Careful to obey all traffic laws because traffic tickets were avoidable expenses, Jacob drove home, thinking that maybe it was somewhere in his immaculate efficiency apartment in the basement of the complex he'd bought with cash for a song in 1952 at a county tax auction.
With its well-kept second-hand furniture, Jacob's living space endured similar treatment to that of Jacob's car: couch cushions were yanked up and tossed aside, entire kitchen drawers emptied on the spotless but worn linoleum, and faded throw rugs were thrown.
His orderly twin bed was also torn apart, pillow, 1930s pajamas, and 1950s sheets left on the still good 1970s carpet.
His bureau stood drawerless and desecrated, socks and underwear he'd bought wholesale and in retail quantities in 1962, scattered hither, thither and yon.

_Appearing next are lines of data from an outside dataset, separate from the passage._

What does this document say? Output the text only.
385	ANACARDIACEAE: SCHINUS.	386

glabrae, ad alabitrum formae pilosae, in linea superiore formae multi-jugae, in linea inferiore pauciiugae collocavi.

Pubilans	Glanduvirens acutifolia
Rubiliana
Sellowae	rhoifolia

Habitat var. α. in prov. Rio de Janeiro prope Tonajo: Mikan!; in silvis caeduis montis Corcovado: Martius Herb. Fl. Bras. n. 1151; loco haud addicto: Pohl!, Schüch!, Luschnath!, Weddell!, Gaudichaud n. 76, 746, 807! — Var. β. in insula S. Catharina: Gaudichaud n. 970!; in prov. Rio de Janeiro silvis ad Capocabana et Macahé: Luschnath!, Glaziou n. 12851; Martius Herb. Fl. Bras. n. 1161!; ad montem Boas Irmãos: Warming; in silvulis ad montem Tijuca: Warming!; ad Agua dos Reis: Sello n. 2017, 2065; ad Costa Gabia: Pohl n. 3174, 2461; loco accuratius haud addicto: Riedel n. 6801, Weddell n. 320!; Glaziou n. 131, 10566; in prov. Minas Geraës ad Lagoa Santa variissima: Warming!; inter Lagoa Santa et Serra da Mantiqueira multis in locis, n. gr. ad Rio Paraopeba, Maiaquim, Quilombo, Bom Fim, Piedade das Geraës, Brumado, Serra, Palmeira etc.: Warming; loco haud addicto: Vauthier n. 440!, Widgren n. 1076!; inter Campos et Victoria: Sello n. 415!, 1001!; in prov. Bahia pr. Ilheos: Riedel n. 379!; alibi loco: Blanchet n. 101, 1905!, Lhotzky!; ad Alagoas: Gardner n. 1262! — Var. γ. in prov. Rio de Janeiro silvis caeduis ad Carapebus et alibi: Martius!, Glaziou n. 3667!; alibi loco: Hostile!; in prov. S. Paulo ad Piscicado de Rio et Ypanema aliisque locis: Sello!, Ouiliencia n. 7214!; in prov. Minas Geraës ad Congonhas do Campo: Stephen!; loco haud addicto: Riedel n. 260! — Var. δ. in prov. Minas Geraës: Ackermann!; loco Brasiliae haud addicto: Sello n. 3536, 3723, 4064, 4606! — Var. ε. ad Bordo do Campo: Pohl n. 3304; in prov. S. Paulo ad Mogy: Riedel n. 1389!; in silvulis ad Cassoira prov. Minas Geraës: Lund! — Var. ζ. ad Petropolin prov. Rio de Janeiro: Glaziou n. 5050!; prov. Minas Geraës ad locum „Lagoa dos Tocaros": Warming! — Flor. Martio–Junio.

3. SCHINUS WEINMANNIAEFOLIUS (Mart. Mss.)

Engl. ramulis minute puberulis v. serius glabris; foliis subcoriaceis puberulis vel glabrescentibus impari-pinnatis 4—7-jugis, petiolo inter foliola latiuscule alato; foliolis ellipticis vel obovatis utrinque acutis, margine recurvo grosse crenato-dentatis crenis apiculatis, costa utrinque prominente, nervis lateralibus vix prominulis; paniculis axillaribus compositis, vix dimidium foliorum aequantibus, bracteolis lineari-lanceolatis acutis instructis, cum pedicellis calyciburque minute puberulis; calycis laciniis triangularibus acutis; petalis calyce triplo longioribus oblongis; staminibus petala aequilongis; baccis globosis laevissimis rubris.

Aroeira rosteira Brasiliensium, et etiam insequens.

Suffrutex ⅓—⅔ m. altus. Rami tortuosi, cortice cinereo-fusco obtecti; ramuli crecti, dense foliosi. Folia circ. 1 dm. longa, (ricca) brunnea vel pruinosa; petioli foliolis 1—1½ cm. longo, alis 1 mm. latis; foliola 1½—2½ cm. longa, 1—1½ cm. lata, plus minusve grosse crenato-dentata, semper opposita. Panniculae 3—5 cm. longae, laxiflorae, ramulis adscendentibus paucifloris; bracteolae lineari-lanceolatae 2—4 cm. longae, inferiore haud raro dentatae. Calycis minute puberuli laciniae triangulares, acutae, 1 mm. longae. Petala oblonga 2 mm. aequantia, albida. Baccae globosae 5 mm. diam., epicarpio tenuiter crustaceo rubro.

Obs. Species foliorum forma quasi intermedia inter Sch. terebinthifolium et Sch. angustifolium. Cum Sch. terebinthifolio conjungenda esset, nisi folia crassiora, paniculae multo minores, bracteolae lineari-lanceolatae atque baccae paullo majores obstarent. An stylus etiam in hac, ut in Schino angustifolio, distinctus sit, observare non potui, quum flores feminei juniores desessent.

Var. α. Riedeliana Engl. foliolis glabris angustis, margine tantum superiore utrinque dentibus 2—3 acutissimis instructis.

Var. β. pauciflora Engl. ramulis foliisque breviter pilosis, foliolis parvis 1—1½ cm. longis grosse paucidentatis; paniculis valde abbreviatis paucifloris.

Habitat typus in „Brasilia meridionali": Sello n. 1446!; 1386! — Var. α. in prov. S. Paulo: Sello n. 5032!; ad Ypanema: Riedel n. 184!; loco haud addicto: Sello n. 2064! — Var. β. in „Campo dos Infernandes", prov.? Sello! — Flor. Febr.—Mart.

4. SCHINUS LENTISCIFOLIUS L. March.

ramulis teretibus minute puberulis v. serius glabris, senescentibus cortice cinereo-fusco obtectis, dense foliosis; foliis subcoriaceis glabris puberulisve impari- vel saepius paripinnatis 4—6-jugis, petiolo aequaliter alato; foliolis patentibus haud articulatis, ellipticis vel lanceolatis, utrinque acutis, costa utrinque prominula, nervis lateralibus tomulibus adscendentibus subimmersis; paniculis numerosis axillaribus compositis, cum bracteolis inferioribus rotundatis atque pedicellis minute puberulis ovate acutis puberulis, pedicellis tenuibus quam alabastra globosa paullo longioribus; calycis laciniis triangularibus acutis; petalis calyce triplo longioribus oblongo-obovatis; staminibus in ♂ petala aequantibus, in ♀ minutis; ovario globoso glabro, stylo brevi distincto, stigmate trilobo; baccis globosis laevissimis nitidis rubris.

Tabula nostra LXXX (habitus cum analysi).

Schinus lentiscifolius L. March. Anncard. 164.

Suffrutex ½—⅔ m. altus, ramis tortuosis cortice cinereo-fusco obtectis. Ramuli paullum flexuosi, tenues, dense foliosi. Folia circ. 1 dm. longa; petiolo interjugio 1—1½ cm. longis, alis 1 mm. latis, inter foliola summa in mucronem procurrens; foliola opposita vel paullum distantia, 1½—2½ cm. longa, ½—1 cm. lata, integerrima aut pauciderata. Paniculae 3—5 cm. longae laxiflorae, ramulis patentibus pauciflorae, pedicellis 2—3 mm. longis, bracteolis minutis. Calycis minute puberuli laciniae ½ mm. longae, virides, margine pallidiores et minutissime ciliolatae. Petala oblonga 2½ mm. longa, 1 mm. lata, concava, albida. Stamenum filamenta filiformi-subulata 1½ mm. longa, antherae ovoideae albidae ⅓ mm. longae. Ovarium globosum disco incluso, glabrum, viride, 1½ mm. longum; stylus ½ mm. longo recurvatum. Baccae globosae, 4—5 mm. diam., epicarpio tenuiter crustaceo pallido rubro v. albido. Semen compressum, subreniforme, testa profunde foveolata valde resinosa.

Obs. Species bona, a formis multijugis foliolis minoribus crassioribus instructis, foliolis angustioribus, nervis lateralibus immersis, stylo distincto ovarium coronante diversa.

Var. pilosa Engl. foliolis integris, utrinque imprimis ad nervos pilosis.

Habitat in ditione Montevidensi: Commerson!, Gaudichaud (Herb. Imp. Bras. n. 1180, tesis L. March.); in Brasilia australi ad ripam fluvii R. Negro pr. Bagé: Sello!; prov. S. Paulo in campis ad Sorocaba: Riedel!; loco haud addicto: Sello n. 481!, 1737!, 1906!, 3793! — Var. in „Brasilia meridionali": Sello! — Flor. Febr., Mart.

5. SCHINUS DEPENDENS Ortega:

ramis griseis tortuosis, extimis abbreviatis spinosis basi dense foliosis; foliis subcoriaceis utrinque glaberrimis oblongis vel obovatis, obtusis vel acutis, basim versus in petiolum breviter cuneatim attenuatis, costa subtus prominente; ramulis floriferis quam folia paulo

All closets had been emptied.
All pockets had been examined.
The bathroom, with it's worn but still usable 1940s towels, bulk generic aspirin, gallon bottle of generic mouthwash, and 1970s foot-shaped bathmat (avocado green thrown out by the tenant in 3B) looked like a tornado had gone through it.

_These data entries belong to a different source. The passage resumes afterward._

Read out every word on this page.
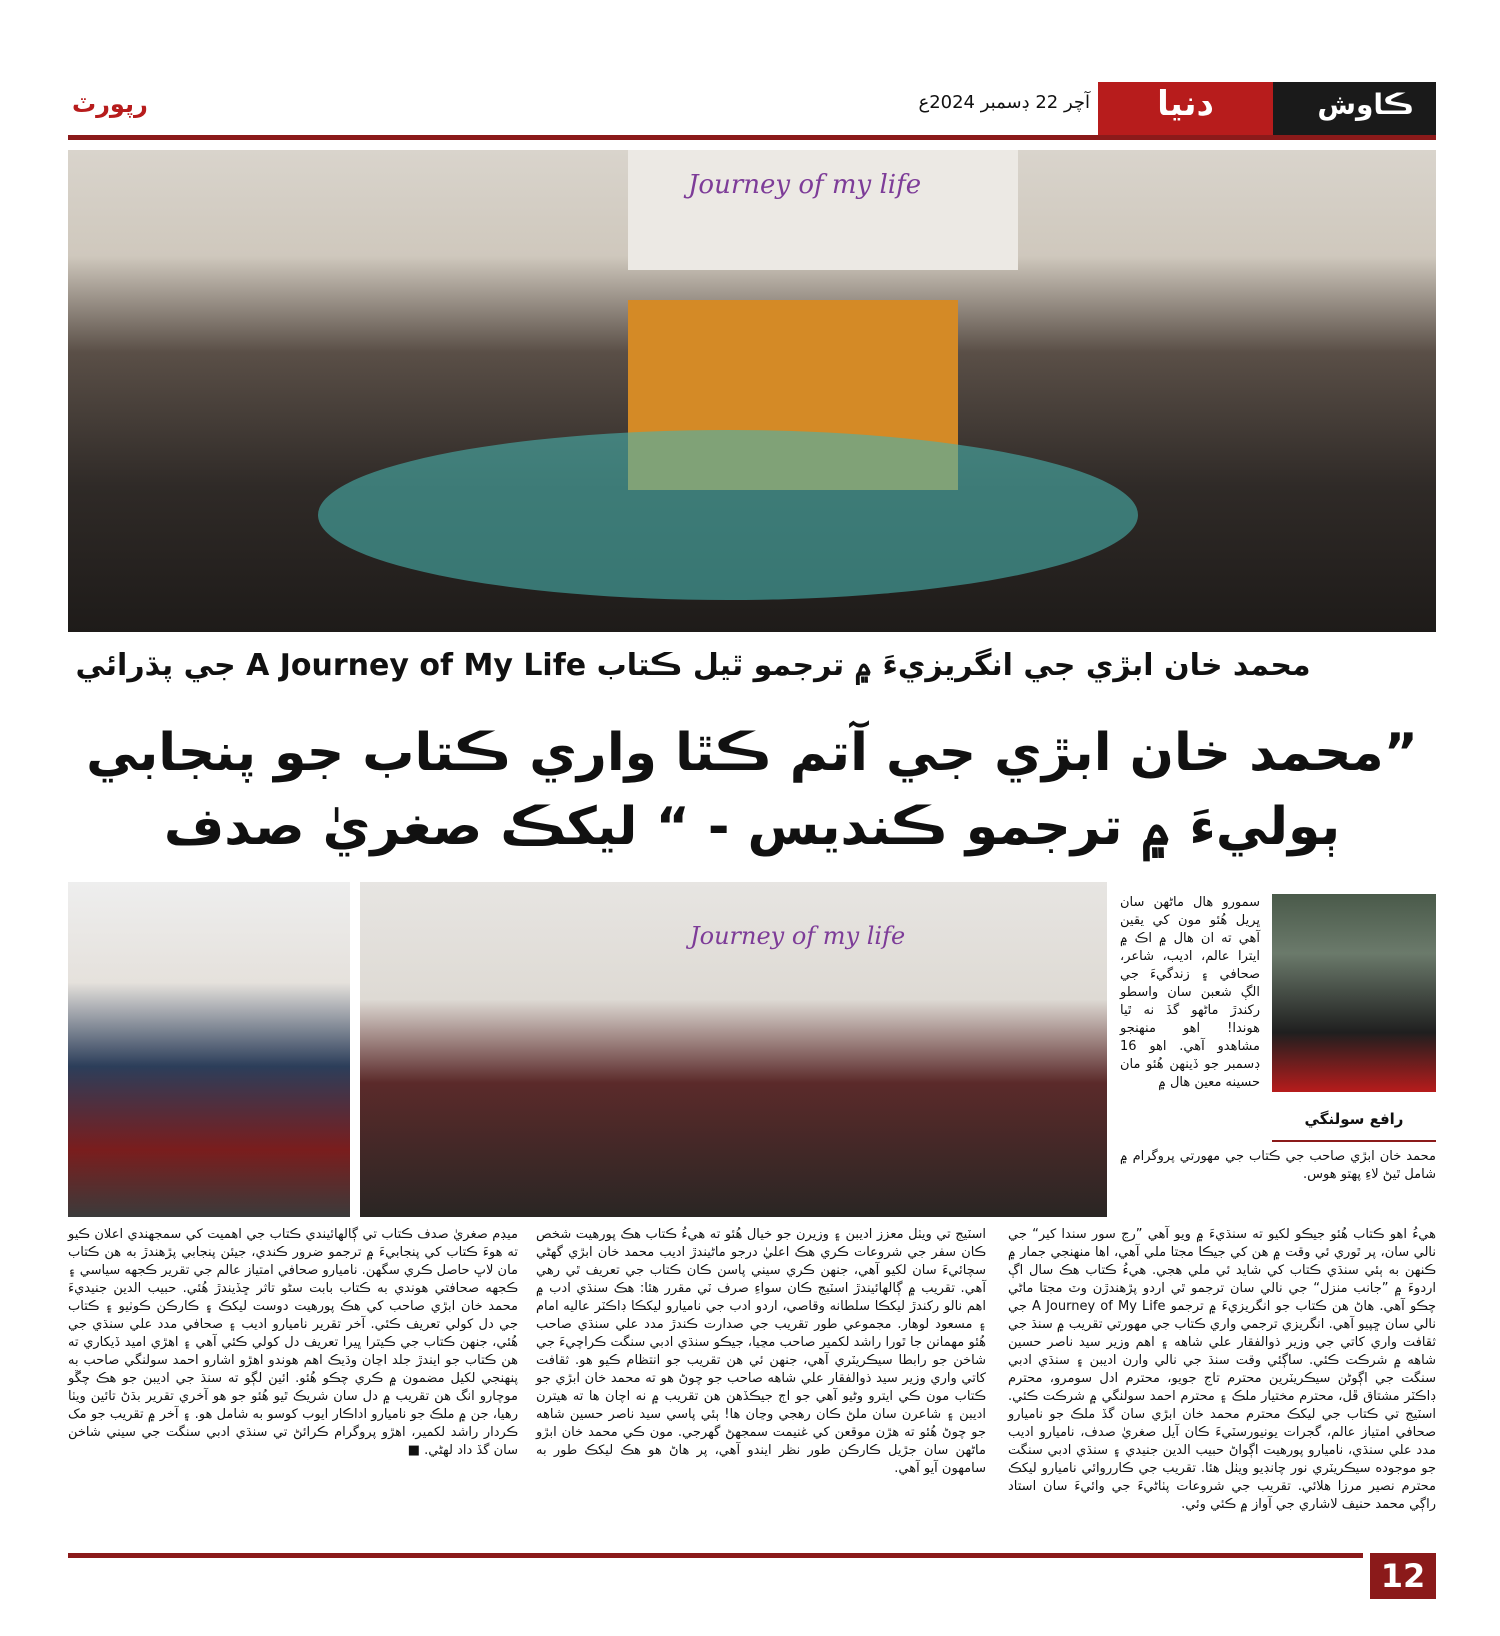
رپورٽ	آچر 22 ڊسمبر 2024ع	دنيا	ڪاوش
Journey of my life
محمد خان ابڙي جي انگريزيءَ ۾ ترجمو ٿيل ڪتاب A Journey of My Life جي پڌرائي
”محمد خان ابڙي جي آتم ڪٿا واري ڪتاب جو پنجابي ٻوليءَ ۾ ترجمو ڪنديس - “ ليکڪ صغريٰ صدف
Journey of my life
سمورو هال ماڻهن سان ڀريل هُئو مون کي يقين آهي ته ان هال ۾ اڪ ۾ ايترا عالم، اديب، شاعر، صحافي ۽ زندگيءَ جي الڳ شعبن سان واسطو رکندڙ ماڻهو گڏ نه ٿيا هوندا! اهو منهنجو مشاهدو آهي. اهو 16 ڊسمبر جو ڏينهن هُئو مان حسينه معين هال ۾
رافع سولنگي
محمد خان ابڙي صاحب جي ڪتاب جي مهورتي پروگرام ۾ شامل ٿيڻ لاءِ پهتو هوس.
هيءُ اهو ڪتاب هُئو جيڪو لکيو ته سنڌيءَ ۾ ويو آهي ”رڃ سور سندا کير“ جي نالي سان، پر ٿوري ئي وقت ۾ هن کي جيڪا مجتا ملي آهي، اها منهنجي جمار ۾ ڪنهن به ٻئي سنڌي ڪتاب کي شايد ئي ملي هجي. هيءُ ڪتاب هڪ سال اڳ اردوءَ ۾ ”جانب منزل“ جي نالي سان ترجمو ٿي اردو پڙهندڙن وٽ مجتا ماڻي چڪو آهي. هاڻ هن ڪتاب جو انگريزيءَ ۾ ترجمو A Journey of My Life جي نالي سان ڇپيو آهي. انگريزي ترجمي واري ڪتاب جي مهورتي تقريب ۾ سنڌ جي ثقافت واري کاتي جي وزير ذوالفقار علي شاهه ۽ اهم وزير سيد ناصر حسين شاهه ۾ شرڪت ڪئي. ساڳئي وقت سنڌ جي نالي وارن اديبن ۽ سنڌي ادبي سنگت جي اڳوڻن سيڪريٽرين محترم تاج جويو، محترم ادل سومرو، محترم ڊاڪٽر مشتاق ڦل، محترم مختيار ملڪ ۽ محترم احمد سولنگي ۾ شرڪت ڪئي. اسٽيج تي ڪتاب جي ليکڪ محترم محمد خان ابڙي سان گڏ ملڪ جو ناميارو صحافي امتياز عالم، گجرات يونيورسٽيءَ ڪان آيل صغريٰ صدف، ناميارو اديب مدد علي سنڌي، ناميارو پورهيت اڳواڻ حبيب الدين جنيدي ۽ سنڌي ادبي سنگت جو موجوده سيڪريٽري نور چانڊيو ويٺل هئا. تقريب جي ڪارروائي ناميارو ليکڪ محترم نصير مرزا هلائي. تقريب جي شروعات پٺاڻيءَ جي وائيءَ سان استاد راڳي محمد حنيف لاشاري جي آواز ۾ ڪئي وئي.
اسٽيج تي ويٺل معزز اديبن ۽ وزيرن جو خيال هُئو ته هيءُ ڪتاب هڪ پورهيت شخص ڪان سفر جي شروعات ڪري هڪ اعليٰ درجو ماڻيندڙ اديب محمد خان ابڙي گهڻي سچائيءَ سان لکيو آهي، جنهن ڪري سيني پاسن ڪان ڪتاب جي تعريف ٿي رهي آهي. تقريب ۾ ڳالهائيندڙ اسٽيج ڪان سواءِ صرف ٽي مقرر هئا: هڪ سنڌي ادب ۾ اهم نالو رکندڙ ليکڪا سلطانه وقاصي، اردو ادب جي ناميارو ليکڪا ڊاڪٽر عاليه امام ۽ مسعود لوهار. مجموعي طور تقريب جي صدارت ڪندڙ مدد علي سنڌي صاحب هُئو مهمانن جا ٿورا راشد لکمير صاحب مڃيا، جيڪو سنڌي ادبي سنگت ڪراچيءَ جي شاخن جو رابطا سيڪريٽري آهي، جنهن ئي هن تقريب جو انتظام ڪيو هو. ثقافت کاتي واري وزير سيد ذوالفقار علي شاهه صاحب جو چوڻ هو ته محمد خان ابڙي جو ڪتاب مون ڪي ايترو وڻيو آهي جو اڄ جيڪڏهن هن تقريب ۾ نه اچان ها ته هيترن اديبن ۽ شاعرن سان ملڻ ڪان رهجي وڃان ها! ٻئي پاسي سيد ناصر حسين شاهه جو چوڻ هُئو ته هڙن موقعن کي غنيمت سمجهڻ گهرجي. مون ڪي محمد خان ابڙو ماڻهن سان جڙيل ڪارڪن طور نظر ايندو آهي، پر هاڻ هو هڪ ليکڪ طور به سامهون آيو آهي.
ميڊم صغريٰ صدف ڪتاب تي ڳالهائيندي ڪتاب جي اهميت کي سمجهندي اعلان ڪيو ته هوءَ ڪتاب کي پنجابيءَ ۾ ترجمو ضرور ڪندي، جيئن پنجابي پڙهندڙ به هن ڪتاب مان لاڀ حاصل ڪري سگهن. ناميارو صحافي امتياز عالم جي تقرير ڪجهه سياسي ۽ ڪجهه صحافتي هوندي به ڪتاب بابت سڻو تاثر ڇڏيندڙ هُئي. حبيب الدين جنيديءَ محمد خان ابڙي صاحب کي هڪ پورهيت دوست ليکڪ ۽ ڪارڪن ڪوٺيو ۽ ڪتاب جي دل کولي تعريف ڪئي. آخر تقرير ناميارو اديب ۽ صحافي مدد علي سنڌي جي هُئي، جنهن ڪتاب جي ڪيترا ڀيرا تعريف دل کولي ڪئي آهي ۽ اهڙي اميد ڏيکاري ته هن ڪتاب جو ايندڙ جلد اڃان وڌيڪ اهم هوندو اهڙو اشارو احمد سولنگي صاحب به پنهنجي لکيل مضمون ۾ ڪري چڪو هُئو. ائين لڳو ته سنڌ جي اديبن جو هڪ چڱو موچارو انگ هن تقريب ۾ دل سان شريڪ ٿيو هُئو جو هو آخري تقرير بڌڻ تائين ويٺا رهيا، جن ۾ ملڪ جو ناميارو اداڪار ايوب کوسو به شامل هو. ۽ آخر ۾ تقريب جو مک ڪردار راشد لکمير، اهڙو پروگرام ڪرائڻ تي سنڌي ادبي سنگت جي سيني شاخن سان گڏ داد لهڻي. ■
12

Disheveled and tie-less, Jacob sat breathing into a recycled paper bag on his 1940s coffee table at five in the morning, mentally re-inventorying where he'd been the last few days while surrounded by scattered used books, mostly on accounting.
There had been no restaurant stops. Though he could have put them on his company expense account, Jacob's frugality found him eating dry ham sandwiches (The dybbuk heartily approved of Jacob eating ham and other pork products. Anyway, condiments merely added to the overall cost per sandwich so they had to go.) in parking lots in between business calls, sandwiches he'd made from ham he'd bought on clearance from the nearby Costco, along with generic diet colas, bulk generic potato chips, generic white bread, and packed in a steel lunch box he'd purchased at a garage sale in 1975 for 75¢.
Jacob mentally went through any other possibilities, which were limited. Why go to the movies when you have a perfectly good second-hand television to watch after a day's work? Why drink at a bar when you could drink for considerably less in front of that television after acquiring your liquid refreshment wholesale through one of your clients who owed you a favor? Why date when you could peruse the same 1950s Playboy magazine, originally purchased for 50¢, over and over again – oy, that shayna maidel Bettie Page, still an oytser after all these years!
Speaking of clients, maybe he'd…
No, no— Jacob, the macher, the maker of deals, preferred interacting with his clients on the phone once the contract was signed. Anything beyond that was a waste of time. Time he could put to better use cutting new deals while feathering his nest at the expense of his masters…
You know, boychik, the dybbuk mentioned offhandedly, there was only one account this week which required personal contact. You know, the one in Sunnydale?
Oy gevalt! Jacob thought, running his hands over his damp face, that one. The one that wasn't working out the way he'd planned… how could Henry betray him like this? He'd got the man and his silly toys out of more than one unprofitable scrape over the years since he had approached the man on behalf of Wolfrum and Hart in 1987 after one of his walking candy-colored monstrosities had gone out of control, committing what would have been considered first-degree murder had it been alive.
The dybbuk made the suggestion that now would be a good time to make a discreet little visit to Mr. Henry to straighten things out.